The documentation is a little misleading. The DMV is a non-materialized view, and does not have a primary key as such. The underlying definitions are a little complex but a simplified definition of sys.query_store_plan is:
CREATE VIEW sys.query_store_plan AS
SELECT
PPM.plan_id
-- various other attributes
FROM sys.plan_persist_plan_merged AS PPM
LEFT JOIN sys.syspalvalues AS P
ON P.class = 'PFT'
AND P.[value] = plan_forcing_type;
Further, sys.plan_persist_plan_merged is also a view, though one needs to connect via the Dedicated Administrator Connection to see its definition. Again, simplified:
CREATE VIEW sys.plan_persist_plan_merged AS
SELECT
P.plan_id as plan_id,
-- various other attributes
FROM sys.plan_persist_plan P
-- NOTE - in order to prevent potential deadlock
-- between QDS_STATEMENT_STABILITY LOCK and index locks
WITH (NOLOCK)
LEFT JOIN sys.plan_persist_plan_in_memory PM
ON P.plan_id = PM.plan_id;
The indexes on sys.plan_persist_plan are:
╔════════════════════════╦══════════════════════════════════════╦═════════════╗
║ index_name ║ index_description ║ index_keys ║
╠════════════════════════╬══════════════════════════════════════╬═════════════╣
║ plan_persist_plan_cidx ║ clustered, unique located on PRIMARY ║ plan_id ║
║ plan_persist_plan_idx1 ║ nonclustered located on PRIMARY ║ query_id(-) ║
╚════════════════════════╩══════════════════════════════════════╩═════════════╝
So plan_id is constrained to be unique on sys.plan_persist_plan.

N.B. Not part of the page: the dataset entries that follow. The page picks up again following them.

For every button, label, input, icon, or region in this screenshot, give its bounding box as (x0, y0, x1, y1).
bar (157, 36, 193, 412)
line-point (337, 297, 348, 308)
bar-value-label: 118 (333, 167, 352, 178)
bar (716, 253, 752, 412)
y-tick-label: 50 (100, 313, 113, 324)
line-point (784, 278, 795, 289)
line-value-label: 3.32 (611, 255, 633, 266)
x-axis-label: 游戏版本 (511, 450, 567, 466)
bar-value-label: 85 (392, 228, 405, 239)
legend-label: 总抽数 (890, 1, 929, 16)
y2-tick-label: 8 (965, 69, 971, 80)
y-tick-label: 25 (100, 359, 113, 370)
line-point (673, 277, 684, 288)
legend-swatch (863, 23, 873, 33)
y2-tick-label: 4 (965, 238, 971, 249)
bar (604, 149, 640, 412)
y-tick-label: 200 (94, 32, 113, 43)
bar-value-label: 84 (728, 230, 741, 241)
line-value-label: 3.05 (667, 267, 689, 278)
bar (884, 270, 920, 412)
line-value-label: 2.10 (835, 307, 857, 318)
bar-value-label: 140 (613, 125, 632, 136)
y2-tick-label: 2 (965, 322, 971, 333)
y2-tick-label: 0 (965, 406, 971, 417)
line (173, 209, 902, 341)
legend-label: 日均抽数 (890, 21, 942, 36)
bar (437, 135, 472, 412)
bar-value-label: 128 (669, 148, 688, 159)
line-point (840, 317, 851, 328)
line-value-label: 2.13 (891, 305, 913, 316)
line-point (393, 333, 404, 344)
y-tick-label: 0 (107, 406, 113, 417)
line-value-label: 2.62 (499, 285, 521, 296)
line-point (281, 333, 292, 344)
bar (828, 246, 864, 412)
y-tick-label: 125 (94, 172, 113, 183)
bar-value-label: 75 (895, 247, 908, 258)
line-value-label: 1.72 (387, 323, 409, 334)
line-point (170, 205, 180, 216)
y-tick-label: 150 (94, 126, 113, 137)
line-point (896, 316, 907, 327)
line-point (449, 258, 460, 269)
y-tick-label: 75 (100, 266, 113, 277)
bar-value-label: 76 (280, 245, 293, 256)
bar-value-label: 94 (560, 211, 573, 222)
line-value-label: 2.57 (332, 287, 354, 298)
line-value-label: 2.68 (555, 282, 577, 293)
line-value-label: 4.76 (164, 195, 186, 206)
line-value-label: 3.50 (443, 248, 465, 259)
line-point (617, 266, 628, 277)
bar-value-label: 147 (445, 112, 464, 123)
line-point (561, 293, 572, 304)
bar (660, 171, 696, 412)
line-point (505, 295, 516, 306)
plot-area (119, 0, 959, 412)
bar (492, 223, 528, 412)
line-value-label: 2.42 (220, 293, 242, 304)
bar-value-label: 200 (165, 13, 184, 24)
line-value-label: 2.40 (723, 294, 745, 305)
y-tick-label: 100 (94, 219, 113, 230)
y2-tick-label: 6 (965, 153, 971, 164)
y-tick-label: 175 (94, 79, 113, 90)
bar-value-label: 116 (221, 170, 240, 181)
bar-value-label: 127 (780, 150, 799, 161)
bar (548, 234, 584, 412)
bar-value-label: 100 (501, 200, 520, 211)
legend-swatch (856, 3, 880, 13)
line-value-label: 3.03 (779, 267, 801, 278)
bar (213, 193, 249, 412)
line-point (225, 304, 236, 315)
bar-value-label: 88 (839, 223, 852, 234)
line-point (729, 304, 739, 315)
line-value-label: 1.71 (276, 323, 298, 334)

Now, sys.plan_persist_plan_in_memory is a streaming table-valued function, presenting a tabular view of data only held in internal memory structures. As such, it does not have any unique constraints.
At heart, the query being executed is therefore equivalent to:
DECLARE @t1 table (plan_id integer NOT NULL);
DECLARE @t2 table (plan_id integer NOT NULL UNIQUE CLUSTERED);
DECLARE @t3 table (plan_id integer NULL);
SELECT
T1.plan_id
FROM @t1 AS T1
LEFT JOIN
(
SELECT
T2.plan_id
FROM @t2 AS T2
LEFT JOIN @t3 AS T3
ON T3.plan_id = T2.plan_id
) AS Q1
ON Q1.plan_id = T1.plan_id;
...which does not produce join elimination:
Getting right to the core of the issue, the problem is the inner query:
DECLARE @t2 table (plan_id integer NOT NULL UNIQUE CLUSTERED);
DECLARE @t3 table (plan_id integer NULL);
SELECT
T2.plan_id
FROM @t2 AS T2
LEFT JOIN @t3 AS T3
ON T3.plan_id = T2.plan_id;
...clearly the left join might result in rows from @t2 being duplicated because @t3 has no uniqueness constraint on plan_id. Therefore, the join cannot be eliminated:
To workaround this, we can explicitly tell the optimizer that we do not require any duplicate plan_id values:
DECLARE @t2 table (plan_id integer NOT NULL UNIQUE CLUSTERED);
DECLARE @t3 table (plan_id integer NULL);
SELECT DISTINCT
T2.plan_id
FROM @t2 AS T2
LEFT JOIN @t3 AS T3
ON T3.plan_id = T2.plan_id;
The outer join to @t3 can now be eliminated:
Applying that to the real query:
SELECT DISTINCT
T.plan_id
FROM #tears AS T
LEFT JOIN sys.query_store_plan AS QSP
ON QSP.plan_id = T.plan_id;
Equally, we could add GROUP BY T.plan_id instead of the DISTINCT. Anyway, the optimizer can now correctly reason about the plan_id attribute all the way down through the nested views, and eliminate both outer joins as desired:
Note that making plan_id unique in the temporary table would not be sufficient to obtain join elimination, since it would not preclude incorrect results. We must explicitly reject duplicate plan_id values from the final result to allow the optimizer to work its magic here.